The Moscow complex--known as Radisson Slavjanskaya Hotel and Business Center--is on the banks of the Moscow River near the Kiev Railway Station. Built by Intourist at an estimated cost of $80 million, it offers 430 rooms and 165 business suites and it is the only Western-managed hotel and business center in the Soviet Union.

Americom shareholder H. R. Haldeman, the presidential chief of staff for Richard M. Nixon, was among those who helped Americom work out the initial deal with the Soviets.
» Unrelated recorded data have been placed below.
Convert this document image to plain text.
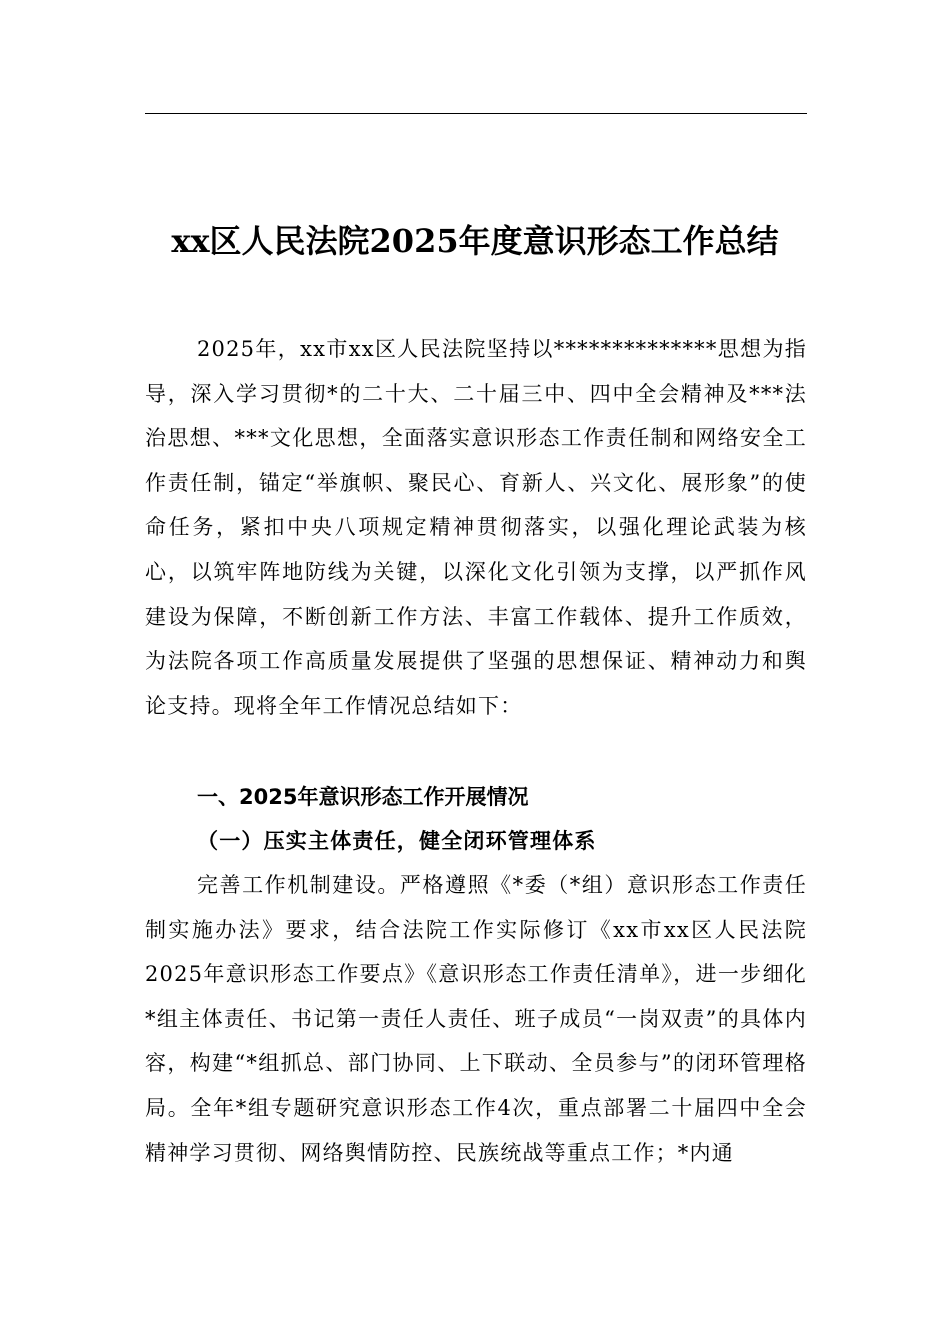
xx区人民法院2025年度意识形态工作总结

2025年，xx市xx区人民法院坚持以**************思想为指导，深入学习贯彻*的二十大、二十届三中、四中全会精神及***法治思想、***文化思想，全面落实意识形态工作责任制和网络安全工作责任制，锚定“举旗帜、聚民心、育新人、兴文化、展形象”的使命任务，紧扣中央八项规定精神贯彻落实，以强化理论武装为核心，以筑牢阵地防线为关键，以深化文化引领为支撑，以严抓作风建设为保障，不断创新工作方法、丰富工作载体、提升工作质效，为法院各项工作高质量发展提供了坚强的思想保证、精神动力和舆论支持。现将全年工作情况总结如下：

一、2025年意识形态工作开展情况
（一）压实主体责任，健全闭环管理体系

完善工作机制建设。严格遵照《*委（*组）意识形态工作责任制实施办法》要求，结合法院工作实际修订《xx市xx区人民法院2025年意识形态工作要点》《意识形态工作责任清单》，进一步细化*组主体责任、书记第一责任人责任、班子成员“一岗双责”的具体内容，构建“*组抓总、部门协同、上下联动、全员参与”的闭环管理格局。全年*组专题研究意识形态工作4次，重点部署二十届四中全会精神学习贯彻、网络舆情防控、民族统战等重点工作；*内通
As a member of Americom’s advisory board, Haldeman is expected to guide the company through the current negotiations with the Soviets, said Paul Tatum, Americom’s president.
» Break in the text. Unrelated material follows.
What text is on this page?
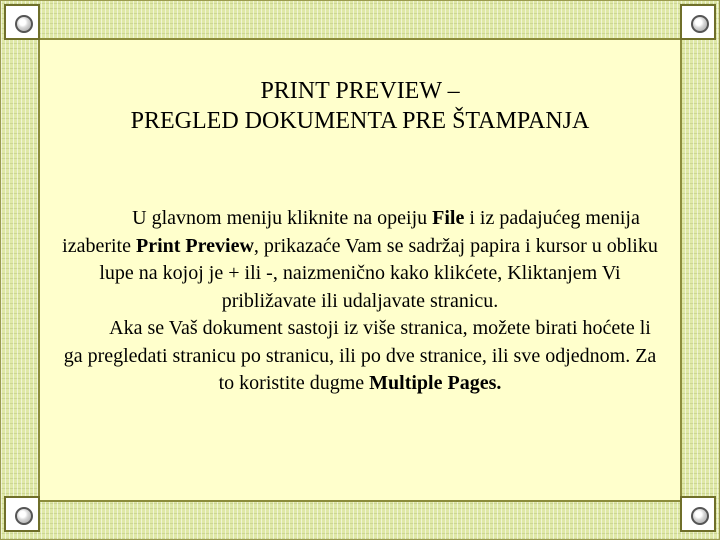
PRINT PREVIEW –
PREGLED DOKUMENTA PRE ŠTAMPANJA
U glavnom meniju kliknite na opeiju File i iz padajućeg menija izaberite Print Preview, prikazaće Vam se sadržaj papira i kursor u obliku lupe na kojoj je + ili -, naizmenično kako klikćete, Kliktanjem Vi približavate ili udaljavate stranicu.
Aka se Vaš dokument sastoji iz više stranica, možete birati hoćete li ga pregledati stranicu po stranicu, ili po dve stranice, ili sve odjednom. Za to koristite dugme Multiple Pages.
Part of the hotel and business center opened in June but changes in Soviet regulations, a Soviet bureaucratic shake-up and wrangling over financing the venture have threatened to split the partners.

Before joining Americom, Knapp worked in Los Angeles for Ashton-Tate Corp., a $230-million computer software company where he was responsible for divesting non-strategic business units and acquiring and developing new business for the company. In 1987, he was treasurer for Sacramento’s municipal utility district, responsible for raising money for the utility. Between 1972 and 1985, he worked in various positions at Atlantic Richfield Co. in Los Angeles.

President Bush addressed 135 Moscow business leaders and representatives of some U.S. companies during a breakfast meeting in the hotel and office complex Wednesday while attending summit talks with Soviet President Mikhail S. Gorbachev.